The Blues are still in pursuit of a wild card spot in the Western Conference, but with the loss remain a point behind the Colorado Avalanche with two games to go, including a Saturday night tilt vs. the Avs.

Chicago wanted to play spoiler for their Central Division rivals, with Blackhawks forward Alex DeBrincat saying before the game, “They’re a good team and they’re fighting for a playoff spot right now. We’re not going out there and just letting them take it. We want to crush their hopes.”

[The 2018 NHL Stanley Cup playoffs begin April 11 on the networks of NBC]

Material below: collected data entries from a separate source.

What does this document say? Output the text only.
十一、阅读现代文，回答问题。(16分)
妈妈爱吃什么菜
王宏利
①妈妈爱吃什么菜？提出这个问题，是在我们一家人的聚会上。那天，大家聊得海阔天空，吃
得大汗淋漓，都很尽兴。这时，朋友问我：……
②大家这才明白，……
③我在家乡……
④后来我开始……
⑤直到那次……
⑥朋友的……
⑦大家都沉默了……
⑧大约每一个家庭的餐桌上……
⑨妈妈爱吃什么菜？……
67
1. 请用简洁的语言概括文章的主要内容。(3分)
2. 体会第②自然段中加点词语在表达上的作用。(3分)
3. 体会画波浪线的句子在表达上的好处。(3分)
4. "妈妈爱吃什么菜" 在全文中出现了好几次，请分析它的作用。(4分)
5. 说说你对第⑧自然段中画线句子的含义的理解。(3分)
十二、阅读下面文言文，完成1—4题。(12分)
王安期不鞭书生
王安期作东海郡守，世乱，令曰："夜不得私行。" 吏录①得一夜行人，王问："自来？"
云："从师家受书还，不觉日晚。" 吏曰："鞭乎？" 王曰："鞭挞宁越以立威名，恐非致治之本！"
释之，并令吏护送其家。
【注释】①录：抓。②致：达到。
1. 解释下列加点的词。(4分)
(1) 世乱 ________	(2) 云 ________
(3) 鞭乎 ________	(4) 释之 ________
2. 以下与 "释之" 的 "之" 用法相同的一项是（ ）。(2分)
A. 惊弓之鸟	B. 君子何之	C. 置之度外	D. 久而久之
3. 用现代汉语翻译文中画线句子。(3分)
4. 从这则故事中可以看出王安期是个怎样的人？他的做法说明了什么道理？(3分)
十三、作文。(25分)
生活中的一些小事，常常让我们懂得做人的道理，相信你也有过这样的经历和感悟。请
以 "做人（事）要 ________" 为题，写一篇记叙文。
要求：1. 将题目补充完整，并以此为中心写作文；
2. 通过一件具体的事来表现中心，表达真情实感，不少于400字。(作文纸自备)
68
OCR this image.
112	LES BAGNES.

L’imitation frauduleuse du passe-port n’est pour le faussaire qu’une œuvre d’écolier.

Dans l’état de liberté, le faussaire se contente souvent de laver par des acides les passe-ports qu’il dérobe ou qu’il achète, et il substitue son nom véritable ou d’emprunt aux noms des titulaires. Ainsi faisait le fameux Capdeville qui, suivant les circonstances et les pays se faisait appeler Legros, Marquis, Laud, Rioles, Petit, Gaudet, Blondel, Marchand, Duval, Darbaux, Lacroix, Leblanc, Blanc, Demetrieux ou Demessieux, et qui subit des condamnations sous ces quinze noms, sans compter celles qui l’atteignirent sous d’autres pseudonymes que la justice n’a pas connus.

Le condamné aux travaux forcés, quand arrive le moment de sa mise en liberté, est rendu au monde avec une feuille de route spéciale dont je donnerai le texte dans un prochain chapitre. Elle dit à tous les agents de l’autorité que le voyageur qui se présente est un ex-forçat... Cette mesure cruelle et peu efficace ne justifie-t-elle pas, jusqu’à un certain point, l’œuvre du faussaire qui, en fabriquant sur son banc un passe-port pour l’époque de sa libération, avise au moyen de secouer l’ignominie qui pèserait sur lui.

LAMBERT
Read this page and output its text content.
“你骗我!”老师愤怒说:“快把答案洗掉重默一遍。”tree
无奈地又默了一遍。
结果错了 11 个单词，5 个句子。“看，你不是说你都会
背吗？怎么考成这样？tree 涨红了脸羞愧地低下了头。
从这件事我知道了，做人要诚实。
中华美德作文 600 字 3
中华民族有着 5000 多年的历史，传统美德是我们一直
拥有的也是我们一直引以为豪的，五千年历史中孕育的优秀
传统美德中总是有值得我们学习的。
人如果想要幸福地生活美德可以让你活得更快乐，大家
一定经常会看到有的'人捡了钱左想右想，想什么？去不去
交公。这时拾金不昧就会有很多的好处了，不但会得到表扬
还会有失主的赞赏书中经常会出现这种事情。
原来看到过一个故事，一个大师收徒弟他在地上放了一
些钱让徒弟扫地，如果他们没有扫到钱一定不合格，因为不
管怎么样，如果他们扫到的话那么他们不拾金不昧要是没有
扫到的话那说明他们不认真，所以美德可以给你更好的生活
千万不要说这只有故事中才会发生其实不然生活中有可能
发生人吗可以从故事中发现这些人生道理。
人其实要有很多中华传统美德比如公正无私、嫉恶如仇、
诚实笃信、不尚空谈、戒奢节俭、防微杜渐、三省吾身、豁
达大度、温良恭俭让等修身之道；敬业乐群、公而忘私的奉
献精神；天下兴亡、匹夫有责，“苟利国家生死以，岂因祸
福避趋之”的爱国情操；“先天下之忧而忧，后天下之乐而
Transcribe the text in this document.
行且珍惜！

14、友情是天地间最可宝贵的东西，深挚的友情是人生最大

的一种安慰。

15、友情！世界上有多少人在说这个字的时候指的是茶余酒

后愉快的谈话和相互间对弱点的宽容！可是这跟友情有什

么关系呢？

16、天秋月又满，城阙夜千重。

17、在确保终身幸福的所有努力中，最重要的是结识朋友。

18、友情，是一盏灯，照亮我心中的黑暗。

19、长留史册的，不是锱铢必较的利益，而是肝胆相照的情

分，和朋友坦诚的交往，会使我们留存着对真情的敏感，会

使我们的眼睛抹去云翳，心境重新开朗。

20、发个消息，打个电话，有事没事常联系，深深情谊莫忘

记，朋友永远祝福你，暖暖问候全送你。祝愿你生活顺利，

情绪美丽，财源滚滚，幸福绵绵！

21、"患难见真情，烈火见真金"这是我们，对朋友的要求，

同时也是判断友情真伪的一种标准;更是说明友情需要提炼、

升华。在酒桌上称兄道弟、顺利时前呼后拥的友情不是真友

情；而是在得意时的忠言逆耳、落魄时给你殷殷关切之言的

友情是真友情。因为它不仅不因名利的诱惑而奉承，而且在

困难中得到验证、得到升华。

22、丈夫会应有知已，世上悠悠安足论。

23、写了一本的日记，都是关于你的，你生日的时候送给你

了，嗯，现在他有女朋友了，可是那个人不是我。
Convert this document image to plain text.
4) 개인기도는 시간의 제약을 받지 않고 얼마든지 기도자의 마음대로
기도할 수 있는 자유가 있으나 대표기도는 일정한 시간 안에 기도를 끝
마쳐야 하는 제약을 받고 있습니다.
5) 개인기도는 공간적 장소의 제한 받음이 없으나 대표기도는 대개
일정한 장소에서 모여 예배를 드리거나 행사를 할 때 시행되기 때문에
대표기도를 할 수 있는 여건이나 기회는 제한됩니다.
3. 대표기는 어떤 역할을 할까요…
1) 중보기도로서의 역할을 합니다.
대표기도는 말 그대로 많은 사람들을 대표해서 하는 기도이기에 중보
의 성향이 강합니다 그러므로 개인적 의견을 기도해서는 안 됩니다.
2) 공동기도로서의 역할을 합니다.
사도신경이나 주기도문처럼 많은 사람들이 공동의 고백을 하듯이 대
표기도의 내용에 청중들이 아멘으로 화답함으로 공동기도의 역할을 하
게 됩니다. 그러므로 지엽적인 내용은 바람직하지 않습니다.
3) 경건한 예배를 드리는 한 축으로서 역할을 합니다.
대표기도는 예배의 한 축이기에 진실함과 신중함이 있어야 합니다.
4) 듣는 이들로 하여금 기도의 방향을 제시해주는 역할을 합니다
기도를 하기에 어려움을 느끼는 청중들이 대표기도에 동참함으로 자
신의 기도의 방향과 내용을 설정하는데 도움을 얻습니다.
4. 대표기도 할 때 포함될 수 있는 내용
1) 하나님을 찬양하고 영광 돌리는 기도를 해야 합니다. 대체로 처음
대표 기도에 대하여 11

It was looking good for the Blues early in the second period when Vladimir Tarasenko gave the home side a 3-1 lead. But St. Louis and Jake Allen began to falter minutes later. Blackhawks rookie Blake Hillman jumped into the rush and scored his first NHL goal with Chicago on a power play to cut the deficit to 3-2 midway through the period.

With DeBrincat wanting to “crush their hopes,” he backed up his words and tied the game with 11:30 to go, thanks to some more questionable goaltending by Allen.

The self-destruction of the Blues continued as Chris Butler took a holding penalty with two minutes to go. The Blackhawks waited until the very end of that power play to capitalize, with Keith finally notching his second goal of the season and also sending the Los Angeles Kings to playoffs in the process.

Your thoughts, Doug Armstrong?

And as if the Blues haven’t been demonized enough by the Blackhawks, the two teams meet again Friday night at United Center. How soon will St. Louis be able to erase this one from memory and focus on the two biggest games of their season this weekend?